# Is there a recommended diff fluid with FM already present?



## Giacobazzi (Aug 22, 2012)

I need to do my diff fluid and want to use something that already has the FM in the oil. Is there anything you guys could recommend?

Thanks


----------



## amdoverclocker (Dec 21, 2010)

The only gear oil I would EVER put in a GTO is Torco 85w-140 with type-F friction modifier.


----------



## svede1212 (Nov 1, 2005)

No there is no recommended one altho ones (that are inferior IMHO) like Royal Purple are premixed. Besides spotty results the reason I wouldn't use a premix is that the amount of modifier varies from car to car. The way to do it is put in your Torco, add about half the recommended amount of FM modifier, drive it a bit to mix and do a few slow, hard turns. If the rear end clicks and pops add some more modifier and repeat. You want to add just enough to have it not make the clicking, popping noise. Too much and you get a one wheel burnout. Shops in Australia report that the amount of modifier runs from a little over half to up to one and a half of the recommended amount to get good results.


----------



## GM4life (Mar 18, 2007)

Giacobazzi said:


> I need to do my diff fluid and want to use something that already has the FM in the oil. Is there anything you guys could recommend?
> 
> Thanks


The GTO diff is quite sensitive. Some have different results than others. I've tested a few already. GM stuff, Mobil 1, Royal Purple to Torco. I've had the best luck with Torco. Take it from me my car is/was the most universal car here.


----------



## 06M6BLK (Apr 4, 2012)

Your best bet is to pass on the "pre-mixed" fluids. Go with a decent 75w-140 like mobil, royal purple, etc and use a friction additive. GM calls for 1oz of modifier. As stated above, too much and you'll get a one tire fire, however too little or none at all and you could cause serious issues.


----------



## Giacobazzi (Aug 22, 2012)

Thank you for the info gentlemen!


----------



## svede1212 (Nov 1, 2005)

06M6BLK said:


> Your best bet is to pass on the "pre-mixed" fluids. Go with a decent 75w-140 like mobil, royal purple, etc and use a friction additive. GM calls for 1oz of modifier. As stated above, too much and you'll get a one tire fire, however too little or none at all and you could cause serious issues.

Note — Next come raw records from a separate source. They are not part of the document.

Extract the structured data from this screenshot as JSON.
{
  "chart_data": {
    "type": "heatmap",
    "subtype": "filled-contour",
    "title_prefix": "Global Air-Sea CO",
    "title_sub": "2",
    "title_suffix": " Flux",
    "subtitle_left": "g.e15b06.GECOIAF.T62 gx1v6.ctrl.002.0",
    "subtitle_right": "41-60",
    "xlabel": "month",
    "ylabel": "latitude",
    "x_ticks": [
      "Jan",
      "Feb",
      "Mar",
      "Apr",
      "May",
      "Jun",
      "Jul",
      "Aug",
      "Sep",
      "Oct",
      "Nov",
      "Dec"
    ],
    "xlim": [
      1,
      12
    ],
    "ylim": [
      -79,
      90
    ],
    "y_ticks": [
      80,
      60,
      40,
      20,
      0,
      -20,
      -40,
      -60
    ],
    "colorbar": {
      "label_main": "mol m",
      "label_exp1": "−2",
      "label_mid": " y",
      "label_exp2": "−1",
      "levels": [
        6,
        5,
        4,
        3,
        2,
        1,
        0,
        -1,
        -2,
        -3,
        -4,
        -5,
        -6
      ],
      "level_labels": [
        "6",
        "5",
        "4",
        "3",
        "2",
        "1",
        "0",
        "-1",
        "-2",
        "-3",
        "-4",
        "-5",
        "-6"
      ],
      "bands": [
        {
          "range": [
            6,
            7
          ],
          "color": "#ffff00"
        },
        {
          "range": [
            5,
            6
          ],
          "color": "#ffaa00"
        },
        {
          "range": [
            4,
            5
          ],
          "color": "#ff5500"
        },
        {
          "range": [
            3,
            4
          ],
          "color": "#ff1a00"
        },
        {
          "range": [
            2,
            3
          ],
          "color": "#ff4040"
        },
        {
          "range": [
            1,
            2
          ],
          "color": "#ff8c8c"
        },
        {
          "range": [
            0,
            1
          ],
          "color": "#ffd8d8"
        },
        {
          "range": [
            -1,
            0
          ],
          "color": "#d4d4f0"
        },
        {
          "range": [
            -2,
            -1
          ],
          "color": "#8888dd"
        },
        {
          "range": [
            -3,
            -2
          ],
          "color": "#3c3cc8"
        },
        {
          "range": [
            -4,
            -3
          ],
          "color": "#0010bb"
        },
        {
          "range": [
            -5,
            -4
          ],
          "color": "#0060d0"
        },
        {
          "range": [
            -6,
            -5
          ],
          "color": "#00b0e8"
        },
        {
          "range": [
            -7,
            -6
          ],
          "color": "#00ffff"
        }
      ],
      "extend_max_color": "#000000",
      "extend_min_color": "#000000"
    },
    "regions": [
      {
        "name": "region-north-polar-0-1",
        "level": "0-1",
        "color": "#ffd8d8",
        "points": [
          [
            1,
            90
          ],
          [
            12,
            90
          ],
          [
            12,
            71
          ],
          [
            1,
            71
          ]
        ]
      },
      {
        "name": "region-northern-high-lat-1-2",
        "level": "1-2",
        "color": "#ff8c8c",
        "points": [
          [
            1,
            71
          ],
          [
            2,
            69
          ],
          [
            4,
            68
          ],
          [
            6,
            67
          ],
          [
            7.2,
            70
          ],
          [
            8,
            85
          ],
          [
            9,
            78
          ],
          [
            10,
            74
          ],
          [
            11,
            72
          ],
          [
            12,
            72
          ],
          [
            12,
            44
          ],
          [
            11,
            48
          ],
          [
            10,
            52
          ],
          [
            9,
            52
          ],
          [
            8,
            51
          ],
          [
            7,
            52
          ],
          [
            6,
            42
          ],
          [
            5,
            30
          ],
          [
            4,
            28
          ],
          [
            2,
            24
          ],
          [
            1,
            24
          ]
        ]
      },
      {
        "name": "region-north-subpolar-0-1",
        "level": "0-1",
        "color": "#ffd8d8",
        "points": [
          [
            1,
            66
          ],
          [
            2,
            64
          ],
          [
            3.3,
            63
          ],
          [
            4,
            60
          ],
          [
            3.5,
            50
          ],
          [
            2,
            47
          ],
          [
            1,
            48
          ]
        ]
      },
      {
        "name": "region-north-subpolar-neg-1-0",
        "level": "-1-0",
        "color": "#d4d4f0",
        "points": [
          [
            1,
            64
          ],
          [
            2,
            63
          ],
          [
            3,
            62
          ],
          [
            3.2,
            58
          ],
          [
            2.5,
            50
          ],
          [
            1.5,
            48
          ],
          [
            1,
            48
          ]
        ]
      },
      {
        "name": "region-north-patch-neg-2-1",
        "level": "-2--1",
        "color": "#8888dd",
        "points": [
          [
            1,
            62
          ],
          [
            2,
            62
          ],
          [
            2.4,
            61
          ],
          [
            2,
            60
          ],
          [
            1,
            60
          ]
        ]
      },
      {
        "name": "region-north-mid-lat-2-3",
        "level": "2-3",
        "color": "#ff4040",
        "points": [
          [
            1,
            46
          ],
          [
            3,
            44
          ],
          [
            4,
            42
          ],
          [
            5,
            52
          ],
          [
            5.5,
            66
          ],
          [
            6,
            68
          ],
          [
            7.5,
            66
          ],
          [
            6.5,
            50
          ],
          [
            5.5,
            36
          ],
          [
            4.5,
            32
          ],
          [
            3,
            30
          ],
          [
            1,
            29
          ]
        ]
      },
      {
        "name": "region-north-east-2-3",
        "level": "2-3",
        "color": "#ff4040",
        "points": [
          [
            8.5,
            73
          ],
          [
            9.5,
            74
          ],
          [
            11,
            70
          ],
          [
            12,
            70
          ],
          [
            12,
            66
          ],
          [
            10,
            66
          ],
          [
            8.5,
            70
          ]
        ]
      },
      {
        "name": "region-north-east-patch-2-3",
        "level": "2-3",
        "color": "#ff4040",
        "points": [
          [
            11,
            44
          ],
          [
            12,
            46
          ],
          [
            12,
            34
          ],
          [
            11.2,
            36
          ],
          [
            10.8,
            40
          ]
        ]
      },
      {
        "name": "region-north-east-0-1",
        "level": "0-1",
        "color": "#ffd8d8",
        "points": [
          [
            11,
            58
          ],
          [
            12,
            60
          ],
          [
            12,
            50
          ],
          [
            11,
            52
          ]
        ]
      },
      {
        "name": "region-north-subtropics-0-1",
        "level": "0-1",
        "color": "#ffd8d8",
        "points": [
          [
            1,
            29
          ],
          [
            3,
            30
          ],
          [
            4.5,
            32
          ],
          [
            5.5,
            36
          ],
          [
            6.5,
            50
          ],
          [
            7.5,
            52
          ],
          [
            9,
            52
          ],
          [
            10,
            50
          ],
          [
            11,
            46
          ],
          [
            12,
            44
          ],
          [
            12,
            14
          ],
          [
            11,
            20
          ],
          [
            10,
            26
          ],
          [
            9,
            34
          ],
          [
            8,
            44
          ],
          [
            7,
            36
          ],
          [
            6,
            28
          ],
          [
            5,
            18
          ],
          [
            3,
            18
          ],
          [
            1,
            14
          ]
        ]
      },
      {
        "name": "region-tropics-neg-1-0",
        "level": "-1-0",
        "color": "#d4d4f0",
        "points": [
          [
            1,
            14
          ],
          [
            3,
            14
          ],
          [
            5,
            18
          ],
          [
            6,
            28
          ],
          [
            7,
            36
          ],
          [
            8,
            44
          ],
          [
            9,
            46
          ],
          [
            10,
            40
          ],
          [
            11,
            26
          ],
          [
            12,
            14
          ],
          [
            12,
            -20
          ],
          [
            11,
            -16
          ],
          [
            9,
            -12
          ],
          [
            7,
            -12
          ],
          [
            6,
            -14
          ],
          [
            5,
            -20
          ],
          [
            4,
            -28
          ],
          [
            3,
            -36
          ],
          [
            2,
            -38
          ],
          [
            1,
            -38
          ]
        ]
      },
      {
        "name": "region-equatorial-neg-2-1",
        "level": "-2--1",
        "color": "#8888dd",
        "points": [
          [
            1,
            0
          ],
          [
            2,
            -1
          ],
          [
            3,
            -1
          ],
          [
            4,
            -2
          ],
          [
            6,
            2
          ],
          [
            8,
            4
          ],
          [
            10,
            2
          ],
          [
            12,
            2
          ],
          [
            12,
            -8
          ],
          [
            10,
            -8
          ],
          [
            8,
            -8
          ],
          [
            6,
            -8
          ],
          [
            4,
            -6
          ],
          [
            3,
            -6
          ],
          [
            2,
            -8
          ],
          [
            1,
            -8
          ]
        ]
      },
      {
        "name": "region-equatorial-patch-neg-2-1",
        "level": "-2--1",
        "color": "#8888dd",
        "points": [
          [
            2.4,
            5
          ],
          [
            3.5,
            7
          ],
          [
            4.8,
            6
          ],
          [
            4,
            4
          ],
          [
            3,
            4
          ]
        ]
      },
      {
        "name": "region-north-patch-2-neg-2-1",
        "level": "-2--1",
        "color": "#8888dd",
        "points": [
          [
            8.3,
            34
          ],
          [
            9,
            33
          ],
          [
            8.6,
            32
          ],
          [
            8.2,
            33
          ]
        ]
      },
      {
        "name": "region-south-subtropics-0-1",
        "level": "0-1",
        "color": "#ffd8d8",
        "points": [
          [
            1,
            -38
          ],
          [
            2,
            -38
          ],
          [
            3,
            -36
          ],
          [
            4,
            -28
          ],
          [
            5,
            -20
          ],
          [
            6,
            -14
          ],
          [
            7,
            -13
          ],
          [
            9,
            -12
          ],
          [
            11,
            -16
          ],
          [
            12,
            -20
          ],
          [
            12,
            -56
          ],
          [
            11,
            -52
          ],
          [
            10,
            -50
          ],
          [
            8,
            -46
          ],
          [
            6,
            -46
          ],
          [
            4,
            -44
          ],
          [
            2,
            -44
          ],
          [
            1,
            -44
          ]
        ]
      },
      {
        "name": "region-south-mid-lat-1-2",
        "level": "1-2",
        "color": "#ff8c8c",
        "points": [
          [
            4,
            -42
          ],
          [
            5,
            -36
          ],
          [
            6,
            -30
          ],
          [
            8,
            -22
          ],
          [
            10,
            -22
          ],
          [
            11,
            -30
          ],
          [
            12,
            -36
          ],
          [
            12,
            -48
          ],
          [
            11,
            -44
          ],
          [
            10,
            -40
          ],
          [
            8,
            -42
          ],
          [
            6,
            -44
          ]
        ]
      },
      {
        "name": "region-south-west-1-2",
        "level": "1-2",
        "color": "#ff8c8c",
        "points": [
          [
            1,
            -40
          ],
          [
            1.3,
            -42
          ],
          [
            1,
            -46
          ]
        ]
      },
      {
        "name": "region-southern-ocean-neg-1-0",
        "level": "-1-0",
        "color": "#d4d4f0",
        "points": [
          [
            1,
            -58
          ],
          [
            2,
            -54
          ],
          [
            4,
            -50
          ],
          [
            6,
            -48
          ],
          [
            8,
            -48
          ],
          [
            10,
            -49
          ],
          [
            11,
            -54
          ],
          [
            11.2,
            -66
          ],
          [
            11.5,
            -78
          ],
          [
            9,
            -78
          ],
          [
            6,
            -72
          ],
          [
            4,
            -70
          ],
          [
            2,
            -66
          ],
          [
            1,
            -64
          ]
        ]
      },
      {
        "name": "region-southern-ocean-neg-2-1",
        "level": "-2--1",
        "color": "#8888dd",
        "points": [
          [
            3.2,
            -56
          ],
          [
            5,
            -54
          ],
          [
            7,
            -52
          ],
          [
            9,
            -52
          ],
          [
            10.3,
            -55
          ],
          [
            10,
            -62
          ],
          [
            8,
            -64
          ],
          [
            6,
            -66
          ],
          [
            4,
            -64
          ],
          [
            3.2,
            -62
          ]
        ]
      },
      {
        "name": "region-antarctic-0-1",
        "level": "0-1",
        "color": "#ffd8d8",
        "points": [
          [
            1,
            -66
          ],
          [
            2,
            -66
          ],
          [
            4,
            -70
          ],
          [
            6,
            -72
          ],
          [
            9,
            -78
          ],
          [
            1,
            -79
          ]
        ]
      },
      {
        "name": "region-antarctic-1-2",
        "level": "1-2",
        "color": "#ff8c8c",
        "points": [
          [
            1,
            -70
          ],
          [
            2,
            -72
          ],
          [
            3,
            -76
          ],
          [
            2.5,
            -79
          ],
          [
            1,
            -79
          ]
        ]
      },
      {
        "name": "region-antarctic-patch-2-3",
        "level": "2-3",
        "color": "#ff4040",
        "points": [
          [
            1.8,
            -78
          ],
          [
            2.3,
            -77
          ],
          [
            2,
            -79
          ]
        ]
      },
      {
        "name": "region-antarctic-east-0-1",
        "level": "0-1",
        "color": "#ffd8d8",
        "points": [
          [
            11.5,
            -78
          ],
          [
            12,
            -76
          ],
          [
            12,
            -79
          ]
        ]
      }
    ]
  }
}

Too little isn't that serious of an issue. You'll get the chattering/popping noise to remind you to add a little more but it's not breaking anything. I'd rather edge up to the right amount than over do it because it's hard to know if you did sometimes.


----------



## michiganfootball911 (Sep 17, 2012)

I plan on changing the diff fluid this week. I cant decide to use the gm stuff (89021809) or go with Torco.. Also do i need the Torco type G or type F? I hear i need F but the website says type G for gm. Thanks


----------



## svede1212 (Nov 1, 2005)

*F*. G is for American GM cars


----------



## michiganfootball911 (Sep 17, 2012)

yes you are correct. I should read before i post.

"Recommended for use in Ford, Mazda, Chrysler, Toyota and all other limited-slip and posi-traction applications including late model Pontiac GTO. Not for use in all other GM applications. Treatment level is 2% to 6% by volume"


----------